United Nations: A surge in births among Rohingya refugee women in Bangladesh is imminent and the fact that possibly thousands of the pregnancies resulted from rape makes the provision of proper medical care in the camps more difficult, according to a UN News portal report.

With the monsoon season fast approaching in Bangladesh, UN agencies and their partners are struggling to protect nearly 700,000 Rohingya refugees from disaster and disease, Xinhua news agency reported citing the portal report released on Friday.

While the imminent new births are already a great challenge to the world body, the wrenching legacy of sexual violence makes the job even harder.

The displaced population includes an estimated 40,000 pregnant women, UN officials estimate, many of whom are expected to give birth in coming weeks.

An unknown but significant share of these pregnancies, aid officials believe, resulted from rapes committed by members of the Myanmar army and allied militants.

Pregnancies resulting from “what we believe could have been a frenzy of sexual violence in August and September 2017 could come to term very soon”, Andrew Gilmour, UN Assistant Secretary-General for Human Rights, told UN News. “So, we are expecting a surge of births.”

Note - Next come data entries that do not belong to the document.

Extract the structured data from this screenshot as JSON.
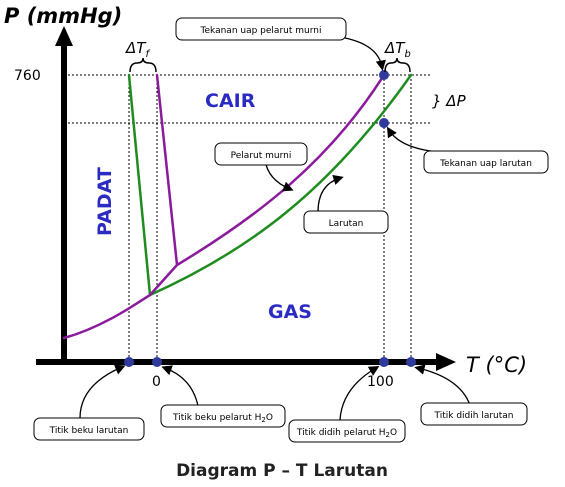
{
  "axes": {
    "y_label": "P (mmHg)",
    "x_label": "T (°C)"
  },
  "ticks": {
    "p_760": "760",
    "t_0": "0",
    "t_100": "100"
  },
  "regions": {
    "solid": "PADAT",
    "liquid": "CAIR",
    "gas": "GAS"
  },
  "deltas": {
    "tf_main": "ΔT",
    "tf_sub": "f",
    "tb_main": "ΔT",
    "tb_sub": "b",
    "dp": "} ΔP"
  },
  "callouts": {
    "vapor_pure": "Tekanan uap pelarut murni",
    "vapor_solution": "Tekanan uap larutan",
    "pure_solvent": "Pelarut murni",
    "solution": "Larutan",
    "freeze_solution": "Titik beku larutan",
    "freeze_pure_main": "Titik beku pelarut H",
    "freeze_pure_sub": "2",
    "freeze_pure_end": "O",
    "boil_pure_main": "Titik didih pelarut H",
    "boil_pure_sub": "2",
    "boil_pure_end": "O",
    "boil_solution": "Titik didih larutan"
  },
  "caption": "Diagram P – T Larutan",
  "colors": {
    "pure_solvent": "#8b1a9c",
    "solution": "#1f8c1f",
    "points": "#2f3a9a",
    "region_text": "#2b2bc4"
  }
}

In March, Gilmour travelled to Bangladesh’s Cox’s Bazar, where the refugees have settled in camps and make-shift clearings after escaping violence in Myanmar’s Rakhine.

Fearing stigma, sometimes feeling depressed or ashamed, pregnant refugee women are often reluctant to admit that they were raped, according to medical and aid workers.

Attacks by Rohingya activists on Myanmar security posts in Rakhine on August 25, 2017, prompted alleged massive retribution by Myanmar security forces and vigilante groups, forcing the mostly Muslim Rohingyas to flee to Bangladesh.

Sexual violence, as well as killings and the burning of villages, were reported.